Son olarak geçtiğimiz günlerde Belçika’nın Anvers şehrinde PKK yandaşlarının skandalı ile yaşanan olay ve Brüksel’de neredeyse her ay düzenlenen miting ve yürüyüşleri örnek gösterebiliriz.
Avrupa’nın diğer başkentlerinden Londra, Paris, Roma, Köln, Stockholm, Bern ve birçok ülkede düzenledikleri mitinglerde sözde barış gösterileri yaptılar ve yapmaya devam ediyorlar.
Başta Almanya ve Hollanda olmak üzere birçok camilere ve sivil toplum kuruluşu merkezlerine yaptıkları saldırılarda yakalanmaları ve ceza çekmeleri için gerekli adımların atılmadığını gözlemlemekteyiz.
Geçtiğimiz günlerde yine Genk bölgesinde bulunan ülkücü ocaklarına hain bir saldırı yapıldı ve aynı bölgeye bu tür saldırıların çok defa düzenlendiğini herkes çok iyi biliyor.
Demokrasi diye haykırdıkları Avrupa’da, insanlar güvende dedikleri Avrupa’da gerçekten biz Türklerin can güvenliği var mıdır?
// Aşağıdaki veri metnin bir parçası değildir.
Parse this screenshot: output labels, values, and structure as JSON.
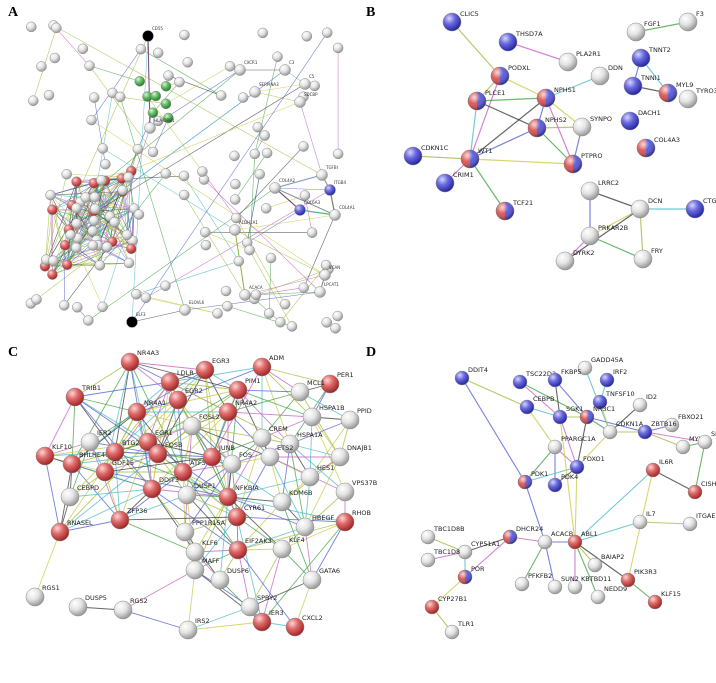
{
  "panels": [
    {
      "label": "A",
      "nodes": [
        "CD55",
        "HLA-DRB1",
        "CXCR1",
        "C3",
        "C5",
        "SERPINA3",
        "SDCBP",
        "TGFBI",
        "ITGB4",
        "COL4A2",
        "COL6A3",
        "COL4A1",
        "ALDH1A1",
        "VCAN",
        "ACACA",
        "LPCAT1",
        "ELOVL6",
        "ELF3"
      ]
    },
    {
      "label": "B",
      "nodes": [
        "CLIC5",
        "THSD7A",
        "PLA2R1",
        "FGF1",
        "F3",
        "TNNT2",
        "PODXL",
        "DDN",
        "TNNI1",
        "MYL9",
        "NPHS1",
        "PLCE1",
        "TYRO3",
        "DACH1",
        "SYNPO",
        "NPHS2",
        "COL4A3",
        "CDKN1C",
        "WT1",
        "PTPRO",
        "LRRC2",
        "DCN",
        "CTGF",
        "CRIM1",
        "PRKAR2B",
        "TCF21",
        "DYRK2",
        "FRY"
      ]
    },
    {
      "label": "C",
      "nodes": [
        "NR4A3",
        "EGR3",
        "ADM",
        "LDLR",
        "PIM1",
        "PER1",
        "MCL1",
        "TRIB1",
        "EGR2",
        "NR4A1",
        "NR4A2",
        "FOSL2",
        "HSPA1B",
        "PPID",
        "IER2",
        "KLF10",
        "BHLHE40",
        "CREM",
        "HSPA1A",
        "EGR1",
        "FOS",
        "ETS2",
        "DNAJB1",
        "ATF3",
        "FOSB",
        "BTG2",
        "GDF15",
        "JUNB",
        "HES1",
        "VPS37B",
        "CEBPD",
        "DDIT3",
        "DUSP1",
        "NFKBIA",
        "KDM6B",
        "RHOB",
        "ZFP36",
        "RNASEL",
        "CYR61",
        "PPP1R15A",
        "HBEGF",
        "KLF4",
        "EIF2AK3",
        "KLF6",
        "MAFF",
        "GATA6",
        "RGS1",
        "DUSP5",
        "RGS2",
        "DUSP6",
        "SPRY2",
        "IER3",
        "CXCL2",
        "IRS2"
      ]
    },
    {
      "label": "D",
      "nodes": [
        "DDIT4",
        "GADD45A",
        "TSC22D3",
        "FKBP5",
        "IRF2",
        "TNFSF10",
        "ID2",
        "FBXO21",
        "CEBPB",
        "SGK1",
        "NR3C1",
        "CDKN1A",
        "ZBTB16",
        "MYLIP",
        "SPSB1",
        "PPARGC1A",
        "FOXO1",
        "PDK1",
        "PDK4",
        "IL6R",
        "CISH",
        "IL7",
        "ITGAE",
        "TBC1D8B",
        "DHCR24",
        "ACACB",
        "ABL1",
        "CYP51A1",
        "TBC1D8",
        "BAIAP2",
        "POR",
        "KBTBD11",
        "NEDD9",
        "PIK3R3",
        "KLF15",
        "PFKFB2",
        "SUN2",
        "CYP27B1",
        "TLR1"
      ]
    }
  ]
}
Daha dün çığlıklarımızla boğduğumuz Avrupa’da kendi çığlıklarımız içerisinde mi boğuluyoruz?
Peki bu kadar sahipsiz kalmamızın sebepleri nedir?
Şahsi fikrim sorulacak olursa, bu sebeplerin altında başta konsolosluklarla elçilikler yatıyor.
Devlet büyüklerimizi bazi konularda yeterince bilgilendirdiklerini düşünmüyorum.
Örnek olarak, konsolosluklarımızı arayan kaç tane vatandaşımız, telefonu kapattıktan sonra memnun kalabiliyor?
Veyahut, konsolosluklarda çalışan bazı memurların bizlere karşı tavırları bizleri ne kadar tatmin edebiliyor?
Veyahut, bizlere yapılan saldırılarda kaç tane memur baskına uğrayan derneklere geçmiş olsun ziyaretinde bulunuyor ve bulunmuştur?
Amacım kesinlikle kalp kırmak, kalpsizce eleştirmek değildir. Sadece demokratik şartlar içerisinde fikirlerimi beyan etmektir. Ayrıca halkımızın şikayetlerini kamu oyuna duyurmaktır.
Bizler isteyerek veya istemeyerek Avrupa’da yaşamaktayız. Ama ne yazık ki, git gide kendimizi yalnızlaşmış hissediyoruz.
Rabbim başta devletimizin, devlet büyüklerimizin, milletimizin, acı çeken, soykırıma uğrayan Müslüman kardeşlerimizin yardımcısı olsun.